National's Mark Mitchell has slammed gangs as nothing but "negative and bad" for the country as he pushes for New Zealand to follow Australia's lead on gang patches. 

The National Party has long been pushing to ban gang patches in public as part of a crackdown on organised crime. 

"It's deeply intergenerational now… I don't want kids growing up in the gang environment," Mitchell said. 

"If you choose to be in a gang then life's going to be much harder. If you want to leave, I will be the first one to step beside them and say, 'How do we help you get some training, get into a job, re-join society and raise your kids in a positive way?'" 

National announced on Thursday it will introduce new legislation in its first 100 days in office, if elected, that cracks down on gangs. 

The legislation includes banning gang patches and insignia in public, enabling police officers to issue dispersal notices to suspected gang public gatherings and consorting prohibition notices to prevent known gang offenders from associating for up to three years. National also wants to introduce new Firearms Prohibition Orders to prevent gang members from possessing firearms and allowing warrantless searches of their homes and vehicles. 

Appearing on Newshub Nation on Saturday, Mitchell - National's police spokesperson - took aim at the situation in Ōpōtiki earlier this year where hundreds of gang members descended on the town after the death of the Mongrel Mob Barbarians president. 

Mitchell, a former cop who has policed in Ōpōtiki, said the town was basically under "siege" and schools were forced to close. 

He said if National was in charge police officers would run roadblocks and gang members would have their patches and guns taken off them. 

"The police, under National, will go in and make sure the community feel that they are running the town," he said. "The police will not be running traffic control for the gangs while law-abiding members of the community are held up at checkpoints." 

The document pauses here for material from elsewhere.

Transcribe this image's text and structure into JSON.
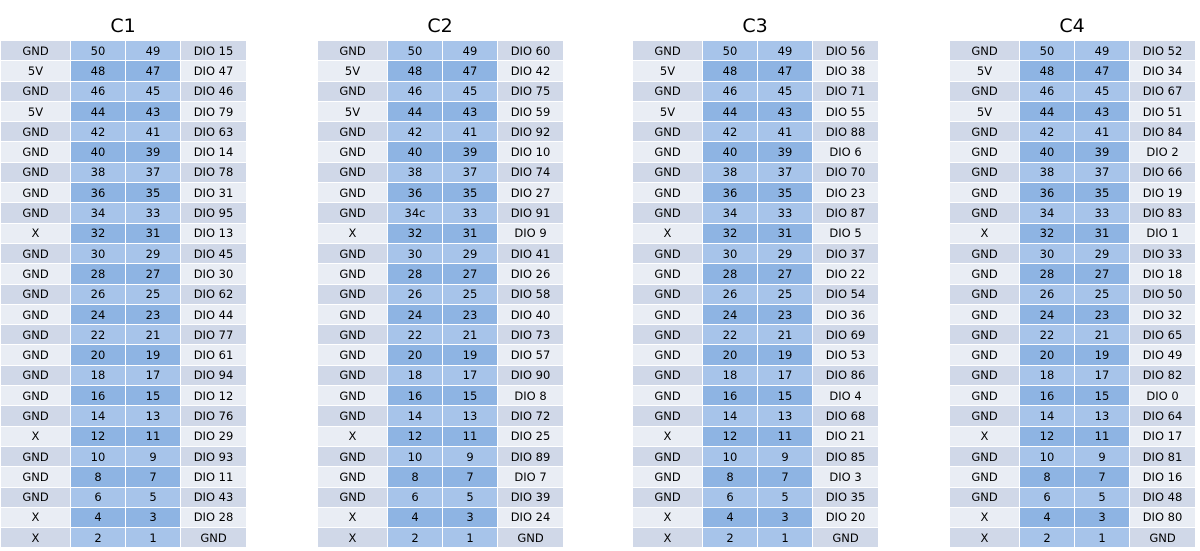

As for de-patching gang members, Mitchell said he wants New Zealand to go into as much detail as Australia. He said if gang members are in public with patches on and refuse to take them off when asked by police they will be arrested and the patches will be "forcefully" removed. 

"If there are 9000 gang members in New Zealand, there will be 9000 patches coming off," Mitchell said. 

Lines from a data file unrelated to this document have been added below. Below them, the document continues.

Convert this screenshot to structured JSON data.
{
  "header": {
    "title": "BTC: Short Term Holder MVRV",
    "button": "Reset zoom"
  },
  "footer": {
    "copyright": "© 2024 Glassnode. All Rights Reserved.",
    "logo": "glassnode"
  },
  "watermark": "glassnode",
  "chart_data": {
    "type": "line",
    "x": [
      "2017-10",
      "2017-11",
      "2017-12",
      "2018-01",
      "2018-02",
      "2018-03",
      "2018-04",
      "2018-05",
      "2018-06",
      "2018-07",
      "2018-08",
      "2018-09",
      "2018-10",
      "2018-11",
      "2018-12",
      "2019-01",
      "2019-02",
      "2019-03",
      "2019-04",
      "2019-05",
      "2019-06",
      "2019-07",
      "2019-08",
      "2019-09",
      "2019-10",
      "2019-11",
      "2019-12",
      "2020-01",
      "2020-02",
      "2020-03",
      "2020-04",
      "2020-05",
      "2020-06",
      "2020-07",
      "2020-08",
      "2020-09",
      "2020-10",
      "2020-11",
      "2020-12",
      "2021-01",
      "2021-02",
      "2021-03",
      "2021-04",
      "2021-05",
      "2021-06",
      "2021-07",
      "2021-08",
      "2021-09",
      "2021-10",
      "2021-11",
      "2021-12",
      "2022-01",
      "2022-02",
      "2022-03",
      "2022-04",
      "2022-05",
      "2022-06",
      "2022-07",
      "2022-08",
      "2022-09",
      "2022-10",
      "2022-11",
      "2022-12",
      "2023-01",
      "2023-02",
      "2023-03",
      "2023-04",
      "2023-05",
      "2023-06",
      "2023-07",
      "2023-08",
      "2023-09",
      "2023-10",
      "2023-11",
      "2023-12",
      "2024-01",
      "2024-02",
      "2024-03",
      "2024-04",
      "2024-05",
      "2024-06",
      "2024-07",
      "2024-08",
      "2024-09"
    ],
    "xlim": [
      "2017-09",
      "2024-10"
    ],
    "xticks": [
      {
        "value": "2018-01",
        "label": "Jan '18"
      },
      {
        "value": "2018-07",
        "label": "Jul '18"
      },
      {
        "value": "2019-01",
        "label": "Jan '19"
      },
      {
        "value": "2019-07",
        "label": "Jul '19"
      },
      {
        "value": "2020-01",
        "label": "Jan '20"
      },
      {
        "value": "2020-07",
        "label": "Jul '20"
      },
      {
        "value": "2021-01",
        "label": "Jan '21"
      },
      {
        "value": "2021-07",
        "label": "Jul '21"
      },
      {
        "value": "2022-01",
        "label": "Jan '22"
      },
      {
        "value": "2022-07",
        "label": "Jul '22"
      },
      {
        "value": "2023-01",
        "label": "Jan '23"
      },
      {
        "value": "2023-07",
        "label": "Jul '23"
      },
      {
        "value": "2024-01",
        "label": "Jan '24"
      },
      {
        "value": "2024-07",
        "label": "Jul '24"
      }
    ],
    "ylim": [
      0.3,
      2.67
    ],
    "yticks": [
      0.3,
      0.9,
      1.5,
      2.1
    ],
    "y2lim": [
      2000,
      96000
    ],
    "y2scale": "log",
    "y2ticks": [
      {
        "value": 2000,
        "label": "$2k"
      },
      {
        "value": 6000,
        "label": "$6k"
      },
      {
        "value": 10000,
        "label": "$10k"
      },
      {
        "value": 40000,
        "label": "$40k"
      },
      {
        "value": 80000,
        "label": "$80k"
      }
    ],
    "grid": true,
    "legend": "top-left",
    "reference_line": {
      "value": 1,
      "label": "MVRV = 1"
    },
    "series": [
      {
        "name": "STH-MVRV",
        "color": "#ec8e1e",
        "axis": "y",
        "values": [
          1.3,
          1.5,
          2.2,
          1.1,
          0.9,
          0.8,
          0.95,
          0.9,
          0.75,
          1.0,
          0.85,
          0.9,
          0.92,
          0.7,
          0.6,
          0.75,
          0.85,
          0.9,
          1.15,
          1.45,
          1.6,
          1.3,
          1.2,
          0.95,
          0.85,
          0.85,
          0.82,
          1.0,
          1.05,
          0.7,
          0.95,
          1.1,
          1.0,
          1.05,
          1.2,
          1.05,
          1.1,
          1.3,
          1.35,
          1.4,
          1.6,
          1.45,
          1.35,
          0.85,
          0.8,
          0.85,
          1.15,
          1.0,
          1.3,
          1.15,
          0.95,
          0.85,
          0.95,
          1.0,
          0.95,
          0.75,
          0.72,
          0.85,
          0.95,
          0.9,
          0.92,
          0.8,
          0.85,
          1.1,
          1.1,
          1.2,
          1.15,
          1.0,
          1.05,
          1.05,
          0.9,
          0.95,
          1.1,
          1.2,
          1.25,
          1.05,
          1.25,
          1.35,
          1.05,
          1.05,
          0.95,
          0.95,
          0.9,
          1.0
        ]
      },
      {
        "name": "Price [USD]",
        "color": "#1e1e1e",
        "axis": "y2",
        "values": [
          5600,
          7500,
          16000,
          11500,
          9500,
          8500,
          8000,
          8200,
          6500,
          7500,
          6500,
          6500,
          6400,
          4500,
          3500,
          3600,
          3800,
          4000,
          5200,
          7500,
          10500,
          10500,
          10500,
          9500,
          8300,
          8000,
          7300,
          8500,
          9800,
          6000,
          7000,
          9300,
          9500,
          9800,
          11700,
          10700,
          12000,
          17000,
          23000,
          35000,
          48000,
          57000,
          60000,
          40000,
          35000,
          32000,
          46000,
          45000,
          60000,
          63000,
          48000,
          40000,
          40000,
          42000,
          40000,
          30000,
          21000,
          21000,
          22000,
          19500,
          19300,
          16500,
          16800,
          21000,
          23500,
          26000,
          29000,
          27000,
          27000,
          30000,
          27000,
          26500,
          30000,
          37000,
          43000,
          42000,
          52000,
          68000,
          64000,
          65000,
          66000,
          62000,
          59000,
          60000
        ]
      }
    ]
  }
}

However, there have been concerns that cracking down on gang patches will drive the gangs underground. 

Former police negotiator Lance Burdett told AM last year the anti-consorting laws National are proposing are working in Australia, but warned the problem Australia is now facing is that banning patches is making it harder for police to identify members.  

"It drives gangs underground and they no longer wear patches but they're still there."